Journal of HIV and AIDS ( ISSN 2380-5536 ), 2015
Objectives: To compare the immunological and clinical effects of a further reduction of stavudine dose to 30 mg once-daily with that of a standard zidovudine containing antiretroviral therapy (ART) regimen in a prospective, open-label randomized controlled study. Methods: Naïve HIV infected patients were equally randomized to receive either stavudine 30 mg once-daily or a standard dose zidovudine containing regimen. CD4+ T-cell counts, Haemoglobin (Hb), alanine aminotransferase (ALT), Body Mass Index (BMI), WHO stage and patients' morbidity at baseline, three and six months were determined. Changes between baseline and three as well as six months follow-up were compared within-and between-groups.

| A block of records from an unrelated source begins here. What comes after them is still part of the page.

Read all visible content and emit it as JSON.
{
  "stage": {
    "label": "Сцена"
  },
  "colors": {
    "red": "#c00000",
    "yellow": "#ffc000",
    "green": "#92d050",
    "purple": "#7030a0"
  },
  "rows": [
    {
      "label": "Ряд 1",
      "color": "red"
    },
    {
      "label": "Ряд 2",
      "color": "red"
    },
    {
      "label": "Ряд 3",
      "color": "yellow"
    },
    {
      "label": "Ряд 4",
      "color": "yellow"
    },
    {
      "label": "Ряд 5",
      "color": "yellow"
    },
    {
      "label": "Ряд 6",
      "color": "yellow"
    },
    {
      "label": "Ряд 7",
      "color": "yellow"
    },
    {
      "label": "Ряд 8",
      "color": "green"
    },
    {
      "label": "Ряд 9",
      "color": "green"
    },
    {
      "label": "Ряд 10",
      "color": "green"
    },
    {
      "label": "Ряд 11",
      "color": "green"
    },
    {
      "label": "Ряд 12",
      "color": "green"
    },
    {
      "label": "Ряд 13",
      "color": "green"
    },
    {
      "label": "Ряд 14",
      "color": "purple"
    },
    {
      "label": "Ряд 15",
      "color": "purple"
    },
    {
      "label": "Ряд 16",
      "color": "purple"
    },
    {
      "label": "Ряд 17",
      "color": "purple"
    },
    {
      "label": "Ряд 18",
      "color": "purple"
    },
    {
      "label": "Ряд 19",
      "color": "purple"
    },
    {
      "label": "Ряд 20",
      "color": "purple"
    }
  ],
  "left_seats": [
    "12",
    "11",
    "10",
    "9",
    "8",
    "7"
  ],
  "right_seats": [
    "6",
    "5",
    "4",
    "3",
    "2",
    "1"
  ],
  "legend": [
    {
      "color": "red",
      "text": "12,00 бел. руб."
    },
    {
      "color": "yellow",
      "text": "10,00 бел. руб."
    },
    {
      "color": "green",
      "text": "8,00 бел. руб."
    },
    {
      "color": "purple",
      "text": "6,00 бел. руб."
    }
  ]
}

Results: Five hundred and twenty patients aged ≥ 18 years were included. Males were 159 (30.6%), with the mean (SD) age of 39 (9) years. Within group comparison indicated that there were statistically significant increases in mean CD4+ cell counts, BMI, and Hb (p<0.0001) at 3 and 6 months from the values at baseline in both groups, but there were not significantly different between groups. Furthermore, there was no statistically significant difference between groups in terms of occurrence of opportunistic infections (OIs) however, there was significant decrease of OIs for subsequent follow up time points compared to baseline status. The overall median adherence rate was 94% (IQR 94%, 98%) in both groups, but patients in the stavudine group had better adherence compared to those in the zidovudine group, p<0.0001. Additionally, liver damage at 6 months, as indicated by elevated ALT, was more likely with the zidovudine based regimen, p <0.0001. There was no statistically significant difference in ALT elevations between the groups at 3 months. Conclusion: The immunological and clinical outcomes following a regimen employing a reduced dose of stavudine to 30 mg once-daily were similar to those of a standard zidovudine-based antiretroviral regimen.